Articles | Volume 17, issue 11
Research article
15 Jun 2017
Research article |  | 15 Jun 2017

How the OH reactivity affects the ozone production efficiency: case studies in Beijing and Heshan, China

Yudong Yang, Min Shao, Stephan Keßel, Yue Li, Keding Lu, Sihua Lu, Jonathan Williams, Yuanhang Zhang, Liming Zeng, Anke C. Nölscher, Yusheng Wu, Xuemei Wang, and Junyu Zheng

Abstract. Total OH reactivity measurements were conducted on the Peking University campus (Beijing) in August 2013 and in Heshan (Guangdong province) from October to November 2014. The daily median OH reactivity was 20 ± 11 s−1 in Beijing and 31 ± 20 s−1 in Heshan, respectively. The data in Beijing showed a distinct diurnal pattern with the maxima over 27 s−1 in the early morning and minima below 16 s−1 in the afternoon. The diurnal pattern in Heshan was not as evident as in Beijing. Missing reactivity, defined as the difference between measured and calculated OH reactivity, was observed at both sites, with 21 % missing reactivity in Beijing and 32 % missing reactivity in Heshan. Unmeasured primary species, such as branched alkenes, could contribute to missing reactivity in Beijing, especially during morning rush hours. An observation-based model with the RACM2 (Regional Atmospheric Chemical Mechanism version 2) was used to understand the daytime missing reactivity in Beijing by adding unmeasured oxygenated volatile organic compounds and simulated intermediates of the degradation from primary volatile organic compounds (VOCs). However, the model could not find a convincing explanation for the missing reactivity in Heshan, where the ambient air was found to be more aged, and the missing reactivity was presumably attributed to oxidized species, such as unmeasured aldehydes, acids and dicarbonyls.
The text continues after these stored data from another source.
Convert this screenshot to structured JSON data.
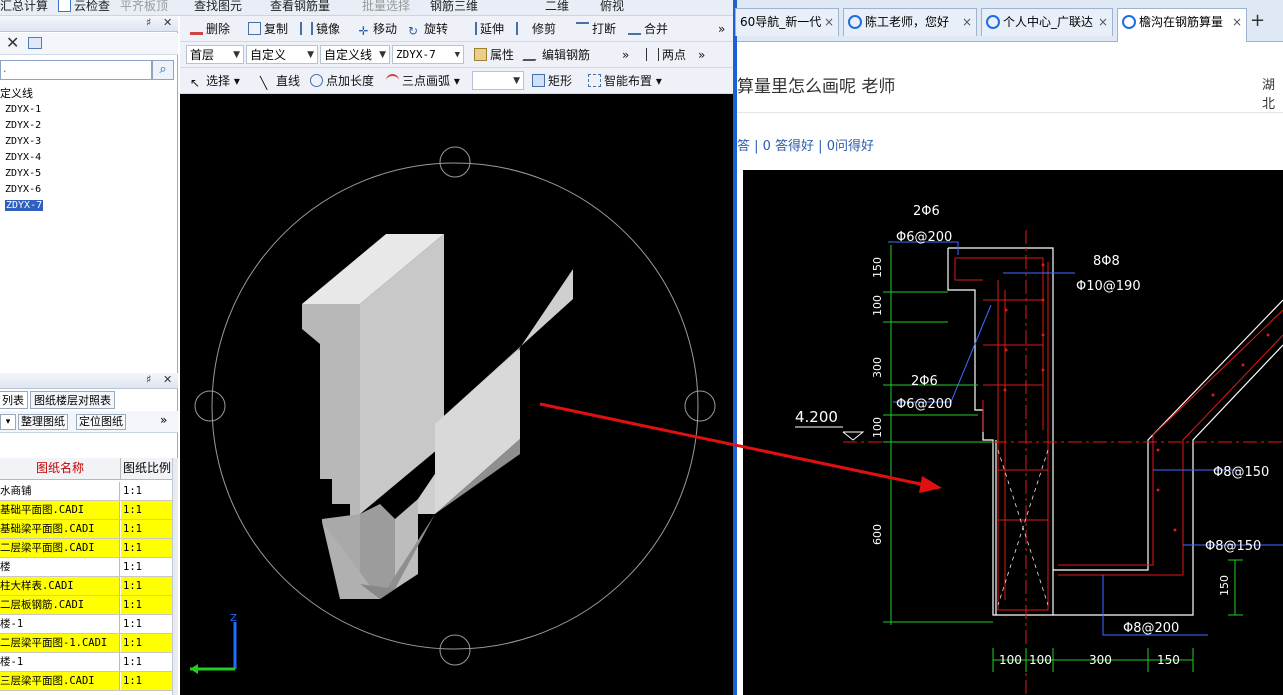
{
  "app": {
    "top_strip": [
      "汇总计算",
      "云检查",
      "平齐板顶",
      "查找图元",
      "查看钢筋量",
      "批量选择",
      "钢筋三维",
      "二维",
      "俯视"
    ],
    "layer_panel": {
      "search_placeholder": "",
      "tree_root": "定义线",
      "items": [
        "ZDYX-1",
        "ZDYX-2",
        "ZDYX-3",
        "ZDYX-4",
        "ZDYX-5",
        "ZDYX-6",
        "ZDYX-7"
      ],
      "selected_index": 6
    },
    "drawing_panel": {
      "tabs": [
        "列表",
        "图纸楼层对照表"
      ],
      "buttons": [
        "整理图纸",
        "定位图纸"
      ],
      "headers": [
        "图纸名称",
        "图纸比例"
      ],
      "rows": [
        {
          "name": "水商铺",
          "scale": "1:1",
          "yellow": false
        },
        {
          "name": "基础平面图.CADI",
          "scale": "1:1",
          "yellow": true
        },
        {
          "name": "基础梁平面图.CADI",
          "scale": "1:1",
          "yellow": true
        },
        {
          "name": "二层梁平面图.CADI",
          "scale": "1:1",
          "yellow": true
        },
        {
          "name": "楼",
          "scale": "1:1",
          "yellow": false
        },
        {
          "name": "柱大样表.CADI",
          "scale": "1:1",
          "yellow": true
        },
        {
          "name": "二层板钢筋.CADI",
          "scale": "1:1",
          "yellow": true
        },
        {
          "name": "楼-1",
          "scale": "1:1",
          "yellow": false
        },
        {
          "name": "二层梁平面图-1.CADI",
          "scale": "1:1",
          "yellow": true
        },
        {
          "name": "楼-1",
          "scale": "1:1",
          "yellow": false
        },
        {
          "name": "三层梁平面图.CADI",
          "scale": "1:1",
          "yellow": true
        }
      ]
    },
    "toolbar": {
      "row1": [
        "删除",
        "复制",
        "镜像",
        "移动",
        "旋转",
        "延伸",
        "修剪",
        "打断",
        "合并"
      ],
      "floor": "首层",
      "category": "自定义",
      "type": "自定义线",
      "element": "ZDYX-7",
      "property": "属性",
      "edit_rebar": "编辑钢筋",
      "two_points": "两点",
      "select": "选择",
      "line": "直线",
      "point_length": "点加长度",
      "arc": "三点画弧",
      "rect": "矩形",
      "smart_place": "智能布置",
      "more": "»"
    },
    "axis_label": "Z"
  },
  "browser": {
    "tabs": [
      "60导航_新一代",
      "陈工老师，您好",
      "个人中心_广联达",
      "檐沟在钢筋算量"
    ],
    "active_tab": 3,
    "question_title": "算量里怎么画呢 老师",
    "side_text": "湖北",
    "stats": "答 | 0 答得好 | 0问得好",
    "drawing_labels": {
      "top_bars": "2Φ6",
      "top_stirrup": "Φ6@200",
      "mid_bars": "8Φ8",
      "mid_stirrup": "Φ10@190",
      "left_bars": "2Φ6",
      "left_stirrup": "Φ6@200",
      "elevation": "4.200",
      "slope_rebar": "Φ8@150",
      "bottom_rebar1": "Φ8@150",
      "bottom_rebar2": "Φ8@200",
      "dims_vertical": [
        "150",
        "100",
        "300",
        "100",
        "600"
      ],
      "dims_bottom": [
        "100",
        "100",
        "300",
        "150"
      ],
      "dim_right": "150"
    }
  },
  "colors": {
    "accent": "#1f5fd1",
    "highlight": "#ffff00",
    "arrow": "#e01010"
  }
}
The ozone production efficiency was 21 % higher in Beijing and 30 % higher in Heshan when the model was constrained by the measured reactivity, compared to the calculations with measured and modeled species included, indicating the importance of quantifying the OH reactivity for better understanding ozone chemistry.

Short summary
Total OH reactivity is an important parameter to evaluate understanding of atmospheric chemistry, especially the VOC contribution to air pollution. Measured by comparative reactivity methods, total OH reactivity in Beijing and Heshan revealed significant differences between measured and calculated results, such as missing reactivity, which were related to unmeasured primary or secondary species. This missing reactivity would introduce a 21–30 % underestimation for ozone production efficiency.